With two outs and two strikes on the batter, the runner on second base should be told (or know) to start breaking towards third base as soon as he can see the batter start his swing.  With two outs and two strikes, it makes no difference whether the batter hits the ball or not.  If he misses it, it’s inning over.  If he hits it then all runners go no matter where it is hit.  Therefore, a sharp runner will start his jump as soon as he sees the batter’s hands come forward to start his swing.  Doing so may allow the runner to get in a step towards third base before the ball is hit.  One step is about a yard.  (Hmmm … there’s that Baseball By The Yard thing again).  Obviously, if a runner can get a yard head start then his chances of being safe at home on a base hit increase.

Nobody on the field or in the stands will probably notice what the runner did.  However, when he is safe by six inches rather than out by six inches, the practice time spent on this will be well worth it.


3 Responses to “Two outs, two strikes – on the swing”
  1. jack says:

    A typical 5-frame swing takes about 150 milleseconds from launch to contact.
    To put that in perspective, it takes about 250 milleseconds for a fingertip to react to a computerized reaction-time test.

    Therefore, with all due respect to the coaches who teach this technique, to me it’s clear that a baseball swing is of such incredibly short duration that “go on the swing” is not of any realistic value to the baserunner.

    And even if it were of value (which, again, I strongly believe it isn’t), it would make a runner at second very vulnerable to the back-pick from the catcher on a legitimate check-swing , assuming he had already taken an aggressive secondary lead, which he is supposed to do in a two-out situation, hoping to score on a single and knowing that the middle infielders are playing a “big infield”

    • Stephen Wandzura says:


      Your perspective is wrong. It takes a base runner at full speed less than 50 milliseconds to run 1 foot. If he starts running 150 milliseconds earlier, he will arrive at home ahead by 3 feet. How many safe/out calls have been decided by MUCH less than three feet? It is said that baseball is a game of inches – the runner travels one inch in 4 milliseconds. 150 milliseconds is a quite significant duration. (I asked a successful Div I college head (+ 3rd base) coach about what a runner should do in that situation – he said, “go on the swing – it’s just common sense.”)

      Sorry to differ with Coach McCreary, but it is transparently logical on the math side.

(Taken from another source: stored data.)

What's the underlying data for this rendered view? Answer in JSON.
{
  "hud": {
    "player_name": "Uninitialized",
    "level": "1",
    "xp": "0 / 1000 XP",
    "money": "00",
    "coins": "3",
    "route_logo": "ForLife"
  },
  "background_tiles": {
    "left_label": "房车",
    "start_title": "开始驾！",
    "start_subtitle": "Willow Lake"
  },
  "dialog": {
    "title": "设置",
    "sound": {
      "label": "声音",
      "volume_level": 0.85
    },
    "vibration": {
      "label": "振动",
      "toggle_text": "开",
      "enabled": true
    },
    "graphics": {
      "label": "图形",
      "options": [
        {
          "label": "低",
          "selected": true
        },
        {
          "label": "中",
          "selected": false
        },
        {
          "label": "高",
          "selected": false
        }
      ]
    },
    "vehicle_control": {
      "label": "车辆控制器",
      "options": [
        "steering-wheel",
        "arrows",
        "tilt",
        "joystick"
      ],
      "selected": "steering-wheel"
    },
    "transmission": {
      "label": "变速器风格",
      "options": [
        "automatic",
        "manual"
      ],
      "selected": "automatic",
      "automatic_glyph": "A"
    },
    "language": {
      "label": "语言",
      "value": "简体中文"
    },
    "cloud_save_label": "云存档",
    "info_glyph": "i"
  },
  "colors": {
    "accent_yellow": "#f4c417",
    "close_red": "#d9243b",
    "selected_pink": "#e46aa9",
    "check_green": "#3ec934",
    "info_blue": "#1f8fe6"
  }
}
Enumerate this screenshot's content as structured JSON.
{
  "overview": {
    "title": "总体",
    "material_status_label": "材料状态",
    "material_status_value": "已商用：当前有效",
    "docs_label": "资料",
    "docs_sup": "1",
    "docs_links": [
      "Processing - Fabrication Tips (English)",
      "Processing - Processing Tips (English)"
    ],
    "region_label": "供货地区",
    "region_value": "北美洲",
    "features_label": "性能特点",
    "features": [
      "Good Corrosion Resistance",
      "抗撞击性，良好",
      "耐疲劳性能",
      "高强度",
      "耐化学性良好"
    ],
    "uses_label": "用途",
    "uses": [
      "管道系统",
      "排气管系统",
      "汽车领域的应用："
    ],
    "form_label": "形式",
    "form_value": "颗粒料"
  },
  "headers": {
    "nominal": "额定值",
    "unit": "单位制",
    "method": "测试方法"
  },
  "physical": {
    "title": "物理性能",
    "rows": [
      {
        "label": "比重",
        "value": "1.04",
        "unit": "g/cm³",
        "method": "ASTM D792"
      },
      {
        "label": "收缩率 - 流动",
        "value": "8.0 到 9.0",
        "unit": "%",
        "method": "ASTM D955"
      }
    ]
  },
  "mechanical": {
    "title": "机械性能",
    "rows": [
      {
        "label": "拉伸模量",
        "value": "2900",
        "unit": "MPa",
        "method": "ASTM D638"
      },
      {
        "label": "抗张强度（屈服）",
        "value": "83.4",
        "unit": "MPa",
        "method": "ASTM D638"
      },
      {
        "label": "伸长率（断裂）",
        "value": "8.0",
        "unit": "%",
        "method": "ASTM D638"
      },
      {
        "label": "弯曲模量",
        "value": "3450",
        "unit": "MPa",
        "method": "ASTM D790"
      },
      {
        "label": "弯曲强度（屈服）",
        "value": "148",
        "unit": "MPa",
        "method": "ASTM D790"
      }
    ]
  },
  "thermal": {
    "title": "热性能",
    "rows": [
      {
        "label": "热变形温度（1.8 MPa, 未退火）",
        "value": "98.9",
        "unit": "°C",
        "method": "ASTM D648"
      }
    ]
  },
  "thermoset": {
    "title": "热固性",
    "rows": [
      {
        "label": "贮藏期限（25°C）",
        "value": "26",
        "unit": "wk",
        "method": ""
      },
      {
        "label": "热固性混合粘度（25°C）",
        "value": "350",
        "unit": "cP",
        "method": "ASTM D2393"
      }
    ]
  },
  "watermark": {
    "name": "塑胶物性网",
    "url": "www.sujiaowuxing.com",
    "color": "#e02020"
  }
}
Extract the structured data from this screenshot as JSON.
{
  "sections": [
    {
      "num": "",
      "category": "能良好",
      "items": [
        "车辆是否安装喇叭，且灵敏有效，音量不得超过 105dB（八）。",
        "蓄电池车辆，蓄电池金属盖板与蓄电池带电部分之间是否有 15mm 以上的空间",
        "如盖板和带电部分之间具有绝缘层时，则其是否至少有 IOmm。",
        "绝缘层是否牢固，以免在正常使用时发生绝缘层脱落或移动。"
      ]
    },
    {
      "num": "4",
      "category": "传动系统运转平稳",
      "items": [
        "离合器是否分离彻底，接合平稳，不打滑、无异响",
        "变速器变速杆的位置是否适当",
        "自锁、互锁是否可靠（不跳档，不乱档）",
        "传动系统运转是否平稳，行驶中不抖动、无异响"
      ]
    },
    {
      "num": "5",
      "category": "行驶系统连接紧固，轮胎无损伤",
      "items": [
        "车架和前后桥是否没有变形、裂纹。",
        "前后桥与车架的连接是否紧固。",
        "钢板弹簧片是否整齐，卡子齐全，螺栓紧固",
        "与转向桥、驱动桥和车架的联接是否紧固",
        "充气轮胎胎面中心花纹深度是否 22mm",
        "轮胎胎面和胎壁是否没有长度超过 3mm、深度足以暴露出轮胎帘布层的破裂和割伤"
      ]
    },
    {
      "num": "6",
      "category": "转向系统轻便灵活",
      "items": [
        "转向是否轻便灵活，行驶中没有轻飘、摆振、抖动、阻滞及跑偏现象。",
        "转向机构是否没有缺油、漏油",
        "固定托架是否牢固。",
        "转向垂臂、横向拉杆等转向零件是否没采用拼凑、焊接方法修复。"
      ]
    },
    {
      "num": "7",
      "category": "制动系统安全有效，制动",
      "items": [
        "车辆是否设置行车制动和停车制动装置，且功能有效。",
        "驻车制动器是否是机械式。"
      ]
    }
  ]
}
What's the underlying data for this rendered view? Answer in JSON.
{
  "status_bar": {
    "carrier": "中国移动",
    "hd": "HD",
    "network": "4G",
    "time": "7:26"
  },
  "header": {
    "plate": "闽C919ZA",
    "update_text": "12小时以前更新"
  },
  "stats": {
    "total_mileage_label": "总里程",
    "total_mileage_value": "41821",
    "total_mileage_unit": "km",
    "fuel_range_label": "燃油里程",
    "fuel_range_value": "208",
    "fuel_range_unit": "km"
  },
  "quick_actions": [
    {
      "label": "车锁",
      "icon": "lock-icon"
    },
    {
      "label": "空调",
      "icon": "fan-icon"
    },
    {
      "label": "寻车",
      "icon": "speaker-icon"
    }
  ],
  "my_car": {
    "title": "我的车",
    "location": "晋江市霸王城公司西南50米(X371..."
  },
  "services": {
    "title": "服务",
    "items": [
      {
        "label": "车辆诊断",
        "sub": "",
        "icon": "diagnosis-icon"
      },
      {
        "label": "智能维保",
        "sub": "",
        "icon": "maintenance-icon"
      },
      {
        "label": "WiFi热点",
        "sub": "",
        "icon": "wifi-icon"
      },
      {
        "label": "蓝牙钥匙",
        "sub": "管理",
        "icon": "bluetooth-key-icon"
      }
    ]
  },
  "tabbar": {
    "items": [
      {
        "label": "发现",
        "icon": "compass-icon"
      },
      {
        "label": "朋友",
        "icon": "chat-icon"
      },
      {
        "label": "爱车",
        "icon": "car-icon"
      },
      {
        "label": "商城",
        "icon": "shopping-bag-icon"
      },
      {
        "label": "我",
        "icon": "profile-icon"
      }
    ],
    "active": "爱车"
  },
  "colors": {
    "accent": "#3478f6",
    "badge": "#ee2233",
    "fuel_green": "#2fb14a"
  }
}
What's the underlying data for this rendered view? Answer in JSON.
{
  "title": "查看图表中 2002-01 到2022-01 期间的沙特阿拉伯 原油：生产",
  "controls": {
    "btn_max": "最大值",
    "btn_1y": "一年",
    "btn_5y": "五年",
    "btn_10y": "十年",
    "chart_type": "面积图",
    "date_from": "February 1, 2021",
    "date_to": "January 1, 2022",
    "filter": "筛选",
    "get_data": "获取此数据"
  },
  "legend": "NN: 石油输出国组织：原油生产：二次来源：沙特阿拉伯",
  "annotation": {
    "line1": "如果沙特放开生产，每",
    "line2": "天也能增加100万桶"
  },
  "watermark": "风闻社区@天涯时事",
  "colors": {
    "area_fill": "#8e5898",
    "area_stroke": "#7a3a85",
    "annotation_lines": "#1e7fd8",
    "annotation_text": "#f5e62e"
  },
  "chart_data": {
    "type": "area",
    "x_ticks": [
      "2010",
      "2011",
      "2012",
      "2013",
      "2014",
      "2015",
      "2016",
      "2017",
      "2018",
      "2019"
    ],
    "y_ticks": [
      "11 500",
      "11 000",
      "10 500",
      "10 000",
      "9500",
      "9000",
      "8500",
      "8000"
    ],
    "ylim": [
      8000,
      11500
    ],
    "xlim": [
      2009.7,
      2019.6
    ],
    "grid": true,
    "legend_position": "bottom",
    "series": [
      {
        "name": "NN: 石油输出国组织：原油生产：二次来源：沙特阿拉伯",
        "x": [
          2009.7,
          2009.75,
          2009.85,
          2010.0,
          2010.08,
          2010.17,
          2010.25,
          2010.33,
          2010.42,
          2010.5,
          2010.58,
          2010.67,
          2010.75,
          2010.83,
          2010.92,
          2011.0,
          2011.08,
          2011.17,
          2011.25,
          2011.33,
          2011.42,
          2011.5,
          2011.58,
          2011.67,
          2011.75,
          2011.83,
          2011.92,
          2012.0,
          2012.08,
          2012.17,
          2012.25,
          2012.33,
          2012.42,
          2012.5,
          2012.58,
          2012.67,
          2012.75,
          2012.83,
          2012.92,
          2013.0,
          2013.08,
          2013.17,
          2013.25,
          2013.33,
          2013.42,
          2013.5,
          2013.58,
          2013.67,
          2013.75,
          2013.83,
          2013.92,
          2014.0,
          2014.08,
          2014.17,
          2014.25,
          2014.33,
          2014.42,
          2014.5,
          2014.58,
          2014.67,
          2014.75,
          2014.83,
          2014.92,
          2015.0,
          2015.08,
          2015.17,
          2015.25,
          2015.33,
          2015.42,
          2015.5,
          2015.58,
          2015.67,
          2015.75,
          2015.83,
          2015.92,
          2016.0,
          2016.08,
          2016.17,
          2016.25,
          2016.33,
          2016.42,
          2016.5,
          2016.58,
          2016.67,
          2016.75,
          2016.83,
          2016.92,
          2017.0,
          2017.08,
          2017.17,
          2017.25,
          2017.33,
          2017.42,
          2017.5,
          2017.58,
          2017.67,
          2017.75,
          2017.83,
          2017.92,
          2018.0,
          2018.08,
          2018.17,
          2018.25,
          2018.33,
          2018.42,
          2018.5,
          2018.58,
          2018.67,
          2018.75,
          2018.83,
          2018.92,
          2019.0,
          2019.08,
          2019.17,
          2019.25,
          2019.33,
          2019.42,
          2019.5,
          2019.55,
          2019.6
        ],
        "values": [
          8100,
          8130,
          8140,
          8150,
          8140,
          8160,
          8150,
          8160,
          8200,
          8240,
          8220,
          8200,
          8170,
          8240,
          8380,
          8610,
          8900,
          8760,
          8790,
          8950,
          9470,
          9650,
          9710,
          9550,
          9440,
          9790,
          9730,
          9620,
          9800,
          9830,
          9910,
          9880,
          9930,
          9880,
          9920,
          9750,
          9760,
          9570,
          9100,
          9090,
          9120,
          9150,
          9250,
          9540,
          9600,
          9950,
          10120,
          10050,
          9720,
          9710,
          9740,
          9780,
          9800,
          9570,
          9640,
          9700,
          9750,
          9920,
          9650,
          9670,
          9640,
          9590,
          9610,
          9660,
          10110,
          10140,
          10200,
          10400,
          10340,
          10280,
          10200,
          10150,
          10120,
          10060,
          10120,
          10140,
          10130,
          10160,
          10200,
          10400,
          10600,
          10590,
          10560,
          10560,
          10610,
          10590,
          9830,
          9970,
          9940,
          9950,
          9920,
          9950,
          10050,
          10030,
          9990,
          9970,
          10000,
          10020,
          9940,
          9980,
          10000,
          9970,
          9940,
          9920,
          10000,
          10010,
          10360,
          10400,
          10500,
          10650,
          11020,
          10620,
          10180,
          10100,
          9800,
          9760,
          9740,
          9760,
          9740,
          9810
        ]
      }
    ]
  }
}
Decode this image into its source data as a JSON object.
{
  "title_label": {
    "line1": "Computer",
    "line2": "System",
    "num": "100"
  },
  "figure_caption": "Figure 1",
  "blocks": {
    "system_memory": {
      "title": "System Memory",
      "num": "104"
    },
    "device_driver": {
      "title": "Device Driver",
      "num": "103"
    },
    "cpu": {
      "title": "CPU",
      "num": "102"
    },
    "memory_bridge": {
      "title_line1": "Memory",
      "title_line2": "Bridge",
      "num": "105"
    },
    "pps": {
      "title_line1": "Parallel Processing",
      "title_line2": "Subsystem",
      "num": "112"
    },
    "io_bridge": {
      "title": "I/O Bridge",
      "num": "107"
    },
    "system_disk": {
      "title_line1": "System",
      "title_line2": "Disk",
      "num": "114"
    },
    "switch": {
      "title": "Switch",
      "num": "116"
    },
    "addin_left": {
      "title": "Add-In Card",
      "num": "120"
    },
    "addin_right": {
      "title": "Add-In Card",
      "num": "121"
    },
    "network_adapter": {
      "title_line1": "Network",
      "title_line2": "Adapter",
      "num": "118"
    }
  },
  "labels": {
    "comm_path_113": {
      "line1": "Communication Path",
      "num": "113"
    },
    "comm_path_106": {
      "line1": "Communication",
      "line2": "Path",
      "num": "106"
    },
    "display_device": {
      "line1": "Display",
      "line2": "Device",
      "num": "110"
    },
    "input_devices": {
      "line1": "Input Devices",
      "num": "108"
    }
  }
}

  2. Thanks for the comment!
    Runners are also looking at the flight of the pitch especially if they are at second base. When you combine the flight of the pitch (“it’s going to be a strike”) and seeing the batter start his hands, the runner can start moving/leaning to the next base. It may not seem logical on the math side but I’ve taught runners from the high school level on up to do it and I’ve never seen a runner picked off. I personally did it as a player as well and didn’t either. I suppose it’s possible but I’ve never seen it.